Imaginemos que perdono con la condición de que el culpable
se arrepienta, se enmiende, pida perdón y por lo tanto sea transformado por
un nuevo compromiso, y que desde ese momento ya no sea en absoluto el mismo
que aquel que se hizo culpable. En ese caso, ¿se puede todavía hablar de un
perdón? Sería demasiado fácil, de los dos lados: se perdonaría a otro
distinto del culpable mismo. Para que exista perdón, ¿no es preciso, por el
contrario, perdonar tanto la falta como al culpable en tanto tales, allí
donde una y otro permanecen, tan irreversiblemente como el mal, como el mal
mismo, y serían capaces de repetirse, imperdonablemente, sin transformación,
sin mejora, sin arrepentimiento ni promesa? ¿No se debe sostener que un
perdón digno de ese nombre, si existe alguna vez, debe perdonar lo
imperdonable, y sin condiciones? Esta incondicionalidad está también inscrita
-como su contrario, a saber, la condición del arrepentimiento- en “nuestra”
herencia, aun cuando esta pureza radical puede parecer excesiva, hiperbólica,
loca. Porque si digo, tal como lo pienso, que el perdón es loco, y que debe
seguir siendo una locura de lo imposible, no es ciertamente para excluirlo o
descalificarlo. Es tal vez incluso lo único que arribe, que sorprenda, como
una revolución, el curso ordinario de la historia, de la política y del
derecho. Porque esto quiere decir que sigue siendo heterogéneo al orden de lo
político o de lo jurídico tal como se los entiende comúnmente. Jamás se
podría, en ese sentido corriente de las palabras, fundar una política o un
derecho sobre el perdón. En todas las escenas geopolíticas de las que hablábamos,
se abusa de la palabra “perdón”. Porque siempre se trata de negociaciones más
o menos declaradas, de transacciones calculadas, de condiciones y, como diría
Kant, de imperativos hipotéticos. Estas maniobras pueden ciertamente parecer
honorables. Por ejemplo, en nombre de la “reconciliación nacional”, expresión
a la que De Gaulle, Pompidou y Mitterrand han recurrido en el momento en que
creyeron tener que asumir la responsabilidad de borrar las deudas y los
crímenes del pasado, bajo la Ocupación o durante la guerra de Argelia.

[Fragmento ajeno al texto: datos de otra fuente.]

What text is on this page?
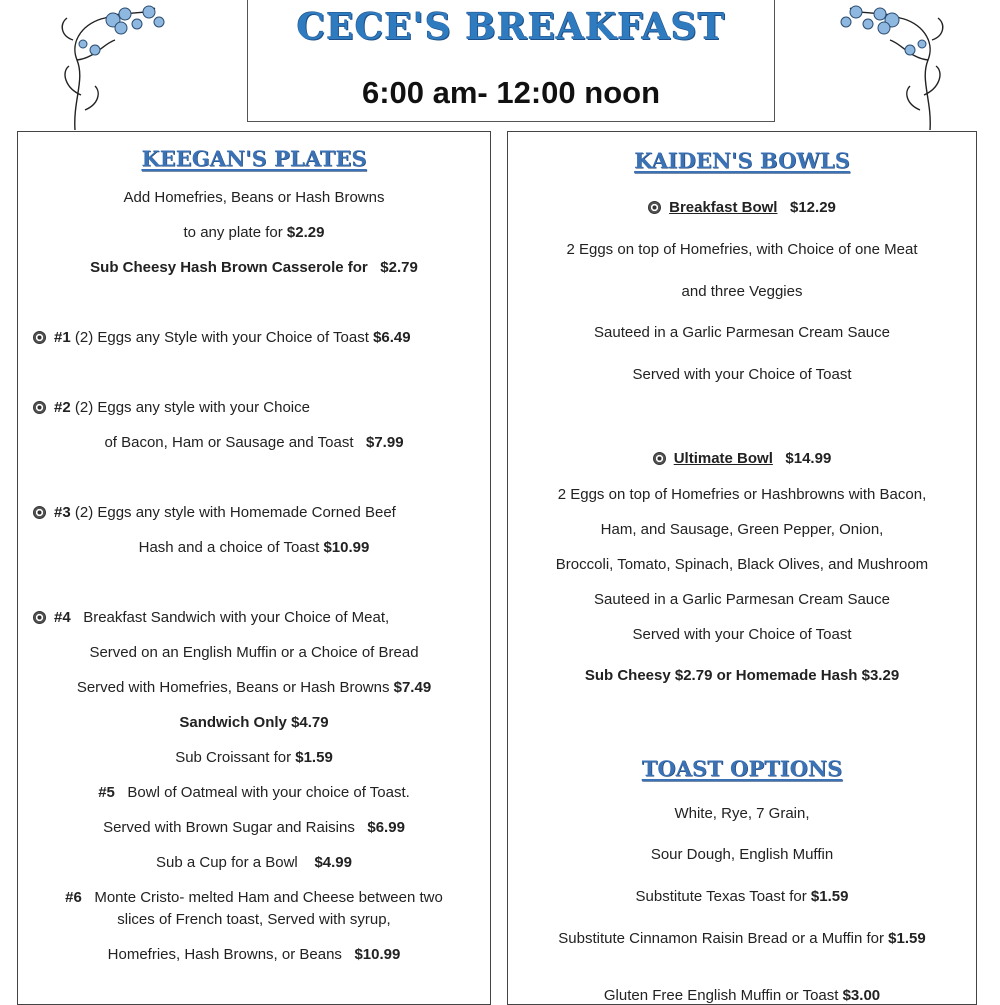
CECE'S BREAKFAST
6:00 am- 12:00 noon
KEEGAN'S PLATES
Add Homefries, Beans or Hash Browns
to any plate for $2.29
Sub Cheesy Hash Brown Casserole for $2.79
#1 (2) Eggs any Style with your Choice of Toast $6.49
#2 (2) Eggs any style with your Choice
of Bacon, Ham or Sausage and Toast $7.99
#3 (2) Eggs any style with Homemade Corned Beef
Hash and a choice of Toast $10.99
#4 Breakfast Sandwich with your Choice of Meat,
Served on an English Muffin or a Choice of Bread
Served with Homefries, Beans or Hash Browns $7.49
Sandwich Only $4.79
Sub Croissant for $1.59
#5 Bowl of Oatmeal with your choice of Toast.
Served with Brown Sugar and Raisins $6.99
Sub a Cup for a Bowl $4.99
#6 Monte Cristo- melted Ham and Cheese between two
slices of French toast, Served with syrup,
Homefries, Hash Browns, or Beans $10.99
KAIDEN'S BOWLS
Breakfast Bowl $12.29
2 Eggs on top of Homefries, with Choice of one Meat
and three Veggies
Sauteed in a Garlic Parmesan Cream Sauce
Served with your Choice of Toast
Ultimate Bowl $14.99
2 Eggs on top of Homefries or Hashbrowns with Bacon,
Ham, and Sausage, Green Pepper, Onion,
Broccoli, Tomato, Spinach, Black Olives, and Mushroom
Sauteed in a Garlic Parmesan Cream Sauce
Served with your Choice of Toast
Sub Cheesy $2.79 or Homemade Hash $3.29
TOAST OPTIONS
White, Rye, 7 Grain,
Sour Dough, English Muffin
Substitute Texas Toast for $1.59
Substitute Cinnamon Raisin Bread or a Muffin for $1.59
Gluten Free English Muffin or Toast $3.00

En
Francia, los más altos responsables políticos adoptaron por lo regular el
mismo lenguaje: es preciso proceder a la reconciliación por la amnistía y
reconstituir así la unidad nacional. Es un leitmotiv de la retórica de todos
los jefes de Estado y primeros ministros franceses desde la Segunda Guerra
Mundial, sin excepción. Fue literalmente el lenguaje de los que, tras el
primer momento de depuración, decidieron la gran amnistía de 1951 para los
crímenes cometidos bajo la Ocupación. Una noche, en un documental de archivo,
escuché a M. Cavaillet decir, lo cito de memoria, que siendo entonces
parlamentario, había votado por la ley de amnistía de 1951 porque era
preciso, decía, “saber olvidar”; tanto más cuanto que en aquel momento
-Cavaillet insistía duramente en ello-, el peligro comunista se vivía como lo
más urgente. Había que hacer reingresar en la comunidad nacional a todos los
anticomunistas que, colaboracionistas unos años antes, corrían el riesgo de verse
excluidos del campo político por una ley demasiado severa y por una
depuración demasiado poco olvidadiza. Reconstruir la unidad nacional
significaba rearmarse de todas las fuerzas disponibles en un combate que
continuaba, esta vez en tiempos de paz o de la llamada guerra fría. Siempre
hay un cálculo estratégico y político en el gesto generoso de quien ofrece la
reconciliación o la amnistía, y es necesario integrar siempre este cálculo en
nuestros análisis. “Reconciliación nacional”, ése fue también, como dije, el
lenguaje explícito de De Gaulle cuando volvió por primera vez a Vichy y
pronunció allí un famoso discurso sobre la unidad y la unicidad de Francia;
ése fue literalmente el discurso de Pompidou, que habló también, en una
famosa conferencia de prensa, de “reconciliación nacional” y de división
superada cuando indultó a Touvier; ése fue también el lenguaje de Mitterrand
cuando sostuvo, en varias ocasiones, que él era garante de la unidad
nacional, y muy precisamente cuando rehusó declarar la culpabilidad de
Francia bajo el régimen de Vichy (al que calificaba, como usted sabe, de
poder no-legítimo o no-representativo, apropiado por una minoría de
extremistas, mientras que sabemos que la cosa es más complicada, y no sólo
desde el punto de vista formal y legal, pero dejemos esto). Inversamente,
cuando el cuerpo de la nación puede soportar sin riesgo una división menor o
ver incluso su unidad reforzada por procesos, por aperturas de archivos, por
“levantamientos de represión”, entonces otros cálculos dictan hacer justicia
en forma más rigurosa y más pública a lo que se llama el “deber de memoria”.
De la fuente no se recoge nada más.